By Our Staff Reporter


ISLAMABAD, Aug 18: President Pervez Musharraf will inaugurate the first 290-megawatt unit of the $2.05 billion Ghazi Barotha Hydropower Project (GBHP) on Tuesday, seven kilometres downstream from Tarbela Dam in the NWFP.

The remaining four units, capable of producing 290-MW each, of the 1,450-MW project would be energized one after the other every four months and the project would be fully operational by Aug 2004. The GBHP is Pakistan’s largest project that has been undertaken since the Mangla Dam project in 1967.

The project’s power generation cost is estimated at 58 paisa per unit. While the project’s energy production cost is more than 100 per cent higher than that of electricity produced at Tarbela and Mangla power houses but it is still more than 300 per cent lower than that of all the thermal power stations currently run by the public and private sector.

The GBHP is a major project designed to meet the acute shortage of peak power in the country.
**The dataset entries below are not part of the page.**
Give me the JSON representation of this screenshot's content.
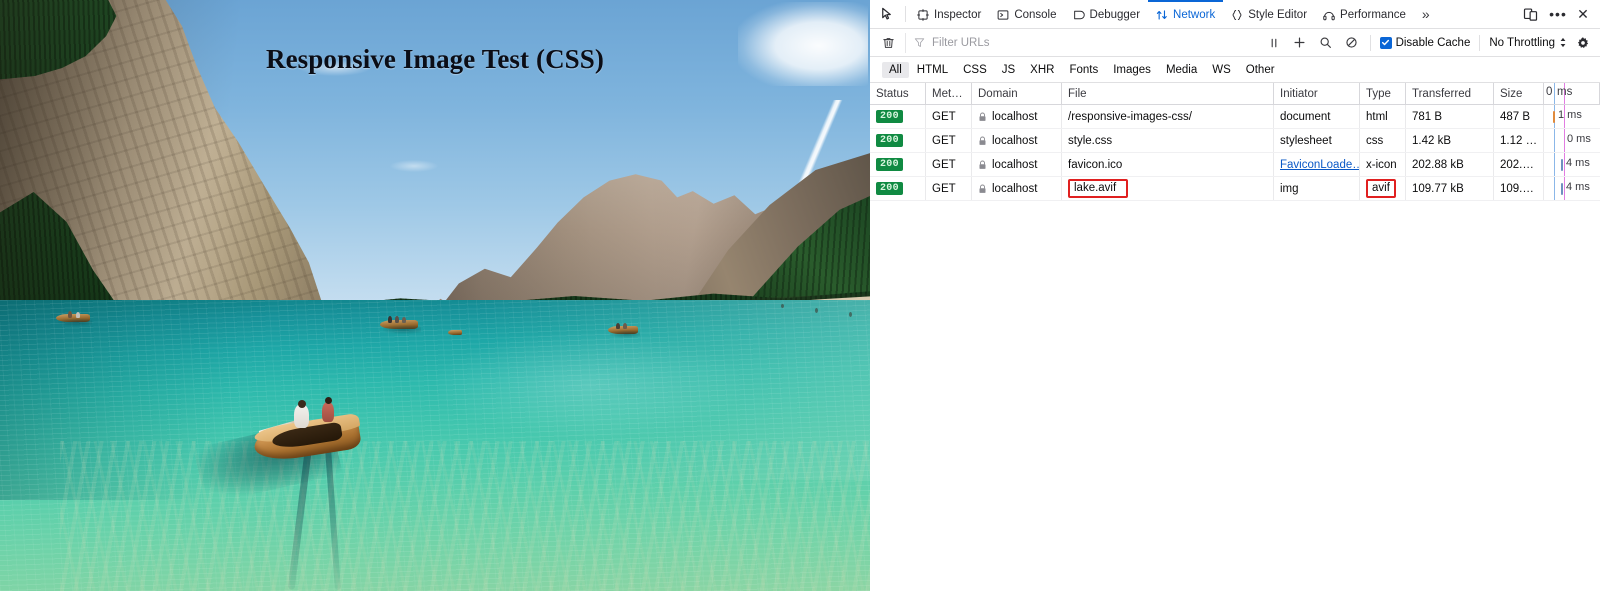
{
  "page": {
    "title": "Responsive Image Test (CSS)",
    "image_alt": "Aerial photo of a turquoise alpine lake with a wooden rowing boat, forested slopes and dolomite peaks"
  },
  "devtools": {
    "toolbar": {
      "picker_icon": "element-picker-icon",
      "tabs": [
        {
          "label": "Inspector",
          "icon": "inspector-icon",
          "active": false
        },
        {
          "label": "Console",
          "icon": "console-icon",
          "active": false
        },
        {
          "label": "Debugger",
          "icon": "debugger-icon",
          "active": false
        },
        {
          "label": "Network",
          "icon": "network-icon",
          "active": true
        },
        {
          "label": "Style Editor",
          "icon": "style-editor-icon",
          "active": false
        },
        {
          "label": "Performance",
          "icon": "performance-icon",
          "active": false
        }
      ],
      "overflow_label": "»",
      "responsive_mode_icon": "responsive-design-mode-icon",
      "meatball_label": "•••",
      "close_label": "✕"
    },
    "filterbar": {
      "clear_icon": "trash-icon",
      "filter_icon": "funnel-icon",
      "filter_value": "",
      "filter_placeholder": "Filter URLs",
      "pause_icon": "pause-icon",
      "new_request_icon": "plus-icon",
      "search_icon": "magnifier-icon",
      "block_icon": "block-icon",
      "disable_cache_label": "Disable Cache",
      "disable_cache_checked": true,
      "throttle_value": "No Throttling",
      "settings_icon": "gear-icon",
      "accent_color": "#0a66d6"
    },
    "type_filters": [
      {
        "label": "All",
        "active": true
      },
      {
        "label": "HTML",
        "active": false
      },
      {
        "label": "CSS",
        "active": false
      },
      {
        "label": "JS",
        "active": false
      },
      {
        "label": "XHR",
        "active": false
      },
      {
        "label": "Fonts",
        "active": false
      },
      {
        "label": "Images",
        "active": false
      },
      {
        "label": "Media",
        "active": false
      },
      {
        "label": "WS",
        "active": false
      },
      {
        "label": "Other",
        "active": false
      }
    ],
    "table": {
      "columns": {
        "status": "Status",
        "method": "Met…",
        "domain": "Domain",
        "file": "File",
        "initiator": "Initiator",
        "type": "Type",
        "transferred": "Transferred",
        "size": "Size",
        "waterfall_origin": "0",
        "waterfall_unit": "ms"
      },
      "rows": [
        {
          "status": "200",
          "method": "GET",
          "domain": "localhost",
          "secure": true,
          "file": "/responsive-images-css/",
          "file_highlighted": false,
          "initiator": "document",
          "initiator_link": false,
          "type": "html",
          "type_highlighted": false,
          "transferred": "781 B",
          "size": "487 B",
          "time": "1 ms",
          "tick_color": "#e08a3c"
        },
        {
          "status": "200",
          "method": "GET",
          "domain": "localhost",
          "secure": true,
          "file": "style.css",
          "file_highlighted": false,
          "initiator": "stylesheet",
          "initiator_link": false,
          "type": "css",
          "type_highlighted": false,
          "transferred": "1.42 kB",
          "size": "1.12 …",
          "time": "0 ms",
          "tick_color": "#8bb7e8"
        },
        {
          "status": "200",
          "method": "GET",
          "domain": "localhost",
          "secure": true,
          "file": "favicon.ico",
          "file_highlighted": false,
          "initiator": "FaviconLoade…",
          "initiator_link": true,
          "type": "x-icon",
          "type_highlighted": false,
          "transferred": "202.88 kB",
          "size": "202.…",
          "time": "4 ms",
          "tick_color": "#6f8fbf"
        },
        {
          "status": "200",
          "method": "GET",
          "domain": "localhost",
          "secure": true,
          "file": "lake.avif",
          "file_highlighted": true,
          "initiator": "img",
          "initiator_link": false,
          "type": "avif",
          "type_highlighted": true,
          "transferred": "109.77 kB",
          "size": "109.…",
          "time": "4 ms",
          "tick_color": "#6f8fbf"
        }
      ],
      "highlight_color": "#e02020",
      "status_badge_color": "#108a42"
    }
  }
}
The project was approved in 1994 with a total cost of $2.5 billion but was later revised to $2.25 billion in 1995 and its cost was further reduced to $2.199 billion in Dec 1999.

Major portion of the financing amounting to about $350 million has been arranged by a consortium led by the World Bank, Asian Development Bank ($300 million each), Overseas Economic cooperation Fund ($275 million) and Kreditanstalt fur Wiederaufbau (KfW) of Germany ($129 million).
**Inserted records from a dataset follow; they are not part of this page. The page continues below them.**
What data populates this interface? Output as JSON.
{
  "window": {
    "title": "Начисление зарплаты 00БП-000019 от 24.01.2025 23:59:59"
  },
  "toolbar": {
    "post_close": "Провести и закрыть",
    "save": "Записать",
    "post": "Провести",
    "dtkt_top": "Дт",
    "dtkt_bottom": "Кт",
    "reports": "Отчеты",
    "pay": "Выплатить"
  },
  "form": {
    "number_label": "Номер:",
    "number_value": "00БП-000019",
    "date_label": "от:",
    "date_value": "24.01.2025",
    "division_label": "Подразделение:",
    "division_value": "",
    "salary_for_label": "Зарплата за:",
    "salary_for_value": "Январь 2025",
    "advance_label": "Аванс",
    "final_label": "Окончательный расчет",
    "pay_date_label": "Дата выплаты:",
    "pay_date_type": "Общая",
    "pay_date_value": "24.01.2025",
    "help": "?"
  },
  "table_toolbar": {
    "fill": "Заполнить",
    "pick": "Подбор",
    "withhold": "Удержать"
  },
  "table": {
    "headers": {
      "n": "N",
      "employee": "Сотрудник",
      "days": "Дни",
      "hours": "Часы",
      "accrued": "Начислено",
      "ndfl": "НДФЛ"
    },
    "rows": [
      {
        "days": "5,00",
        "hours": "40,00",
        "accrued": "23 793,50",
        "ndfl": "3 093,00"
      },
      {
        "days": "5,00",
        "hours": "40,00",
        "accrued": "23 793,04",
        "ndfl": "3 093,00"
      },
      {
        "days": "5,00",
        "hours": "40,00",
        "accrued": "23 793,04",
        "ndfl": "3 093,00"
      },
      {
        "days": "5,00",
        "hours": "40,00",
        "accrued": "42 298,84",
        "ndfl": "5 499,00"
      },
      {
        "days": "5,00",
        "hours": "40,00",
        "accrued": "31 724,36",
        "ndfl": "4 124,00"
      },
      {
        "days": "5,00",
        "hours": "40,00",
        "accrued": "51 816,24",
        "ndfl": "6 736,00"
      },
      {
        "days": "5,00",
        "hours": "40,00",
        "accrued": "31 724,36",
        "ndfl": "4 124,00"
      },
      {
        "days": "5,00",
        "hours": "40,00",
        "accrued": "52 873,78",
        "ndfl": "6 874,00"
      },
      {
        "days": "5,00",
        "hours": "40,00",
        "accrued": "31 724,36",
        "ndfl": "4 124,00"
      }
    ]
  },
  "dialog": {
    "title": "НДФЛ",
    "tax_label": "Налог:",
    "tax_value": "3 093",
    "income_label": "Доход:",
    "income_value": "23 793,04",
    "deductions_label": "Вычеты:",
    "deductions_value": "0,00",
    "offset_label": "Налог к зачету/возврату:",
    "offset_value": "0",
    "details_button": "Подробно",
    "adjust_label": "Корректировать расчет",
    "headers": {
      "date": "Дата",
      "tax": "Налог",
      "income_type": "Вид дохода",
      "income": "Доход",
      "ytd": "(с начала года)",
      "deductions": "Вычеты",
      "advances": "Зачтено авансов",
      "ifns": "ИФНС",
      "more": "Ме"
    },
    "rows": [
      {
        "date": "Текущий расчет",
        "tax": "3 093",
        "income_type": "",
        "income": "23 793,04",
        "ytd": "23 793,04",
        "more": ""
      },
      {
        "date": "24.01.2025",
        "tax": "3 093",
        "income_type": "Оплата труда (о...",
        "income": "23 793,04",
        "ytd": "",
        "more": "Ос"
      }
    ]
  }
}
The project comprises three main components — barrage, power channel and power complex.

The barrage will re-regulate the daily discharges from Tarbela and divert water into the power channel. Compensation water during the low flow season and excess flows during the high flow season will be released downstream of the barrage.
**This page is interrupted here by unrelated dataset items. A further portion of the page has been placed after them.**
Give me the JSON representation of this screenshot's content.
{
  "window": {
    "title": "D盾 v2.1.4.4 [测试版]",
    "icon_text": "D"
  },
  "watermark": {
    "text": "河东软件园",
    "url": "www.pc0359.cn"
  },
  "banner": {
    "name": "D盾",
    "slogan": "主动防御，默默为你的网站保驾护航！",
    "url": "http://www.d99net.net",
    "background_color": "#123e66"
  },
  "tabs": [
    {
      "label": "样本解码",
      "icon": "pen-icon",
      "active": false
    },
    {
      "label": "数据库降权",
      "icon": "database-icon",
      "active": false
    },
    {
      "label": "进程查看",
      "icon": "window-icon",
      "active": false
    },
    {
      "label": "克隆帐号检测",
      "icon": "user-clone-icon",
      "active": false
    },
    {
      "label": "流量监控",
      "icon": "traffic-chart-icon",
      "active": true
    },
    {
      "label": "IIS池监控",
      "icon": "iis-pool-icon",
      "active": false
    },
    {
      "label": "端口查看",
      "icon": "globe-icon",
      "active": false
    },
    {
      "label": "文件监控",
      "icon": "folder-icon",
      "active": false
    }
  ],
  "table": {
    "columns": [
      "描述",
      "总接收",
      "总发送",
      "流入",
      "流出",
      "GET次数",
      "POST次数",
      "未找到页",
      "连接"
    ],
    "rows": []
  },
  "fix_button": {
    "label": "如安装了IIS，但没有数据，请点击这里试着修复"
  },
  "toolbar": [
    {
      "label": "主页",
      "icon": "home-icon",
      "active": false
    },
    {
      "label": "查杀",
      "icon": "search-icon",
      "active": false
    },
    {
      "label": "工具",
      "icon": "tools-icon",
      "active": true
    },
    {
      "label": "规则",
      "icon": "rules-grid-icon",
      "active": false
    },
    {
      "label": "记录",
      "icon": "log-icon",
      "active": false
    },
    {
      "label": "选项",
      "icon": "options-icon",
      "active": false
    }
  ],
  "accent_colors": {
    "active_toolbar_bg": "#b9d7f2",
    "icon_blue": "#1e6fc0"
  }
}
The barrage will be able to pass the flood through its 20 standard bays and eight under-sluices at normal pond level. A fuse plug will help pass extreme flow upto the capacity of Tarbela’s spillways and tunnels.

The concrete-lined power channel will convey upto 1,600 cumecs (cubic metres per sec) (56,500 cusecs) of water from the barrage to the power complex. The channel is 52 Km long with a bed slope of 1 in 9600, a water depth of 9 metres, a base width of 58.4 metres and a velocity of 2.33 metre/sec.

The power complex is located near the confluence of the Indus and Haro rivers. It will comprise a fore bay, a siphon spillway, two head ponds, a power intake structure, Penstoks, a power house with five 290-MW turbo-generators and a tailrace channel.